21 Ekim 2012 Pazar

Zehirli Dedikodu Çağı



-Zülfü Livaneli'nin son kitabı Serenad'dan bir pasaj. [Sayfa 81]

"Göreceksiniz. En geç on yıl içinde, yeni yetişenler, insanlığın ulaştığı araştırma ve düşünme düzeyinin gerisinde kalacaklar. Matbaadan önceki kitapsız dünyanın söylenti ve dedikodu özellikleri geri dönecek."

Oldukça futuristik bir söylem olduğu kesin. Ancak üzerinde etraflıca düşünülmesi gereken bir fikir olduğu da su götürmez.

Çağın modern arama/tarama gereçleri.
Başta internet ve arama motorları.
Kitaplar, kütüphaneler.

Evrensel kaynaklar yakınsama dönemini aşmış, bilgi artık avuç içine kaymış.
Yıl 2012.
Çocukluğumuzun futurist filmlerinden "Geleceğe Dönüş" deki o gelecek tarihi bile geçtik.




Hal böyleyken; yazıya konu söylem hiç de haksız sayılmaz.

Sosyal medya [Özellikle Twitter ve Facebook] hayatımıza girdi gireli, -bilhassa Türkiye'de- gündemi, dahası bilgiyi tabletlerle almaya başladık.

Hap gibi.

Bilginin yayılma hızı, gerçekliğinin önünde gidiyor artık.
Ve "Şeytan" bunun farkında, gerile gerile suistimal ediyor.
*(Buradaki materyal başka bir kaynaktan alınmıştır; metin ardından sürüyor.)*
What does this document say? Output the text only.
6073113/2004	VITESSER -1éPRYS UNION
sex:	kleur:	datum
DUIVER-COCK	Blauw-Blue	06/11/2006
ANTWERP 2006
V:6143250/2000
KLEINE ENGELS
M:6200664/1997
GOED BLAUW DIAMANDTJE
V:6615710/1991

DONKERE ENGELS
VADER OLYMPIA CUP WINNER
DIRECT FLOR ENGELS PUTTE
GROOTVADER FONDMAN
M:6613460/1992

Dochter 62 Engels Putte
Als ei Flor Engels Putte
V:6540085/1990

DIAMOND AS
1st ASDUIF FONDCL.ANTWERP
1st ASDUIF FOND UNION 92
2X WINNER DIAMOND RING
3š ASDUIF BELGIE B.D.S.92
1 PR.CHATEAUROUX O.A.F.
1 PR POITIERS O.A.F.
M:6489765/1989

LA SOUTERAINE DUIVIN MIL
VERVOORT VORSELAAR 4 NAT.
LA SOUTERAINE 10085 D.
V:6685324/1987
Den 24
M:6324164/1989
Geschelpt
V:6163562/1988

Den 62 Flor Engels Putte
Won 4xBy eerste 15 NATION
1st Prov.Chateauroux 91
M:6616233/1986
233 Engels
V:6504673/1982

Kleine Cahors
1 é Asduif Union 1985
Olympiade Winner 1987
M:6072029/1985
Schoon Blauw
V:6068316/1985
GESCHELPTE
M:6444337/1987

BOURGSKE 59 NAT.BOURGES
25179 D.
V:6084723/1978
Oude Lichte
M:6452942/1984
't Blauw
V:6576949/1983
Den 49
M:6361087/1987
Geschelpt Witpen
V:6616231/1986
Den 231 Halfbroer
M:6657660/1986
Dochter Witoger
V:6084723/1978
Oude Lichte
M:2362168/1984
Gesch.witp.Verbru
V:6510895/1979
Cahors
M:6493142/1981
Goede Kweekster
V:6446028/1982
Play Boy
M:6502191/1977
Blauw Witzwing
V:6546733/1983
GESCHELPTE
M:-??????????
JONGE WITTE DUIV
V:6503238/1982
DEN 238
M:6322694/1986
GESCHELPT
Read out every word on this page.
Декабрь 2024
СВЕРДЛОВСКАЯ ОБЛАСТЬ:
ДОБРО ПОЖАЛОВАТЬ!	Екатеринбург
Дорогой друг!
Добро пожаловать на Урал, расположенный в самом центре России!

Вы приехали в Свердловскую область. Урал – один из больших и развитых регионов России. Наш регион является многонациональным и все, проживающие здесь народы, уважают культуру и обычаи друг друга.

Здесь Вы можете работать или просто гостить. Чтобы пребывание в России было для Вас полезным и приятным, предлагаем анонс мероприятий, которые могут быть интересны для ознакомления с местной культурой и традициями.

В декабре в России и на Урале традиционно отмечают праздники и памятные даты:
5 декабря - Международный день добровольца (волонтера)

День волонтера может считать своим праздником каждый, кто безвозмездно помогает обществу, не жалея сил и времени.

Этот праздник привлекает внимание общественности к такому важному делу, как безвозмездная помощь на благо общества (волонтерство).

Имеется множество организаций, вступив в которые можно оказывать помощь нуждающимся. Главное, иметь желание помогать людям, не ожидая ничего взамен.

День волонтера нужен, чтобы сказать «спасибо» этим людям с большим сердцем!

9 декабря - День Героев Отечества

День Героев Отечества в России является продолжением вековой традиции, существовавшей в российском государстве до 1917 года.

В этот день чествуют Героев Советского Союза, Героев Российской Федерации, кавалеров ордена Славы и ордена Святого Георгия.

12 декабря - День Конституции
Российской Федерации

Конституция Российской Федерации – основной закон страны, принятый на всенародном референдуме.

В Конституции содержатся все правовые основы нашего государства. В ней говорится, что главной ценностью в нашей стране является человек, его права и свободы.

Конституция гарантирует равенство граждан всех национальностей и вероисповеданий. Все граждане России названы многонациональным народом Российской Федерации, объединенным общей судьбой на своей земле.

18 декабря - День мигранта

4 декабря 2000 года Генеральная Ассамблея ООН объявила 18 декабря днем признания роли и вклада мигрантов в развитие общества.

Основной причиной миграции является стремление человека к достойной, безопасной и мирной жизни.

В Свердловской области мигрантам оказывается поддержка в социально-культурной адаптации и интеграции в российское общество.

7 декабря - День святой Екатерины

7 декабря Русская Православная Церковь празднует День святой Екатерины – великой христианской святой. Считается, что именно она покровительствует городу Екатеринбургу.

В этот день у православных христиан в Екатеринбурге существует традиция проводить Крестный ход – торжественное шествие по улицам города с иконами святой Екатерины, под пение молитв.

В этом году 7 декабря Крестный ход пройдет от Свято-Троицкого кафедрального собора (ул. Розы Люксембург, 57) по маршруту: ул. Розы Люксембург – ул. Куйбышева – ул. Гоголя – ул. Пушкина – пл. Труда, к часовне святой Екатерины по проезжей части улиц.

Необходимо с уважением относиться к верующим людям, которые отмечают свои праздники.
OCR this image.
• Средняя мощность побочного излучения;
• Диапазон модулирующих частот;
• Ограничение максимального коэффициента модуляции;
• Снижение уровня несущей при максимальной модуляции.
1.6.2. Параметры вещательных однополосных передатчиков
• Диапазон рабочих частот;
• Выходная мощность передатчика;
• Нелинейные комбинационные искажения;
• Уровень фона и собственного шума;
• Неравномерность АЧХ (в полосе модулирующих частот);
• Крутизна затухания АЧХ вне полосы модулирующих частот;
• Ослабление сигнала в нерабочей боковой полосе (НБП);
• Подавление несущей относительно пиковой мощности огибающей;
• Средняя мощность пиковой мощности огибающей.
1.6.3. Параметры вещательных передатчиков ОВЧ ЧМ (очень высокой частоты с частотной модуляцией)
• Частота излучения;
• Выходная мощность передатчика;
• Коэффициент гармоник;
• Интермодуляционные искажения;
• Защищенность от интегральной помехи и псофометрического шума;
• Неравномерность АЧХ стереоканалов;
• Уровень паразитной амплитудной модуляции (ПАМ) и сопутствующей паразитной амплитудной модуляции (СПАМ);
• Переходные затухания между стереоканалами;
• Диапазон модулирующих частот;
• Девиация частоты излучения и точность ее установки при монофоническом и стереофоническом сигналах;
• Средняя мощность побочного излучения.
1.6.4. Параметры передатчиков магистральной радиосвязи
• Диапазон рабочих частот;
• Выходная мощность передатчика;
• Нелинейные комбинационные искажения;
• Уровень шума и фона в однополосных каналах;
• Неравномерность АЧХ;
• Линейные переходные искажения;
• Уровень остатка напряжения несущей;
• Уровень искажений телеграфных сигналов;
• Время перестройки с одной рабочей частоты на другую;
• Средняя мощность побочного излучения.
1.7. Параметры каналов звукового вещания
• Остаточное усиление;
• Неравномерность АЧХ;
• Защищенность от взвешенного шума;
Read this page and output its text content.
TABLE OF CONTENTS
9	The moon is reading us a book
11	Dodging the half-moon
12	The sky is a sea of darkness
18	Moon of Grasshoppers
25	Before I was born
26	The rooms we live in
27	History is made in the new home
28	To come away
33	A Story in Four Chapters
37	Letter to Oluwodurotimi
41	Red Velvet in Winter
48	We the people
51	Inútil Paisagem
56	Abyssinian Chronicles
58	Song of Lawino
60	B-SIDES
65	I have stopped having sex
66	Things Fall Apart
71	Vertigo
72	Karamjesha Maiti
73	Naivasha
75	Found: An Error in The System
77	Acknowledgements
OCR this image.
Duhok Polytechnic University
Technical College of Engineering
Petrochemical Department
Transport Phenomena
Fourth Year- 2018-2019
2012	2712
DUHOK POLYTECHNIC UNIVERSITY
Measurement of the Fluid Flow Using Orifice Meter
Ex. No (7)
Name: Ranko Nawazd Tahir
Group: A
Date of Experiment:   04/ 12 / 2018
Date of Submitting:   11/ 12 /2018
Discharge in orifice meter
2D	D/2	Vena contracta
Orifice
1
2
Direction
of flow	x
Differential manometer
Bilgi; gerçekliği sorgulanmadan, sindirilmeden/hazmedilmeden dimağlarımıza kök salıyor.

Bilinçaltımız, gelecekte belki de bertaraf edemeyeceğimiz bir zehirlenmeye maruz kalıyor.

Oysa bugünün anlatageldiğim imkanları; insanlığın gelişimi için tarifsiz olanaklar sunuyor.

İyinin, kötü kadar satmadığı bir dünyada/coğrafyada; elbette Şeytan, fırsattan istifade ederek bu olanakları silaha dönüştürüp, insanlığa doğrultuyor.

Acı.
Ama biçare değiliz.

Bireysel sorumlulukların alındığı, yeni doğanların bu zehire karşı korunduğu bir dünyada, iyi ve iyiler hala kazanabilir.

İnsanlık 3-0 geride belki ama, sırtında "Çubuklu forma" var.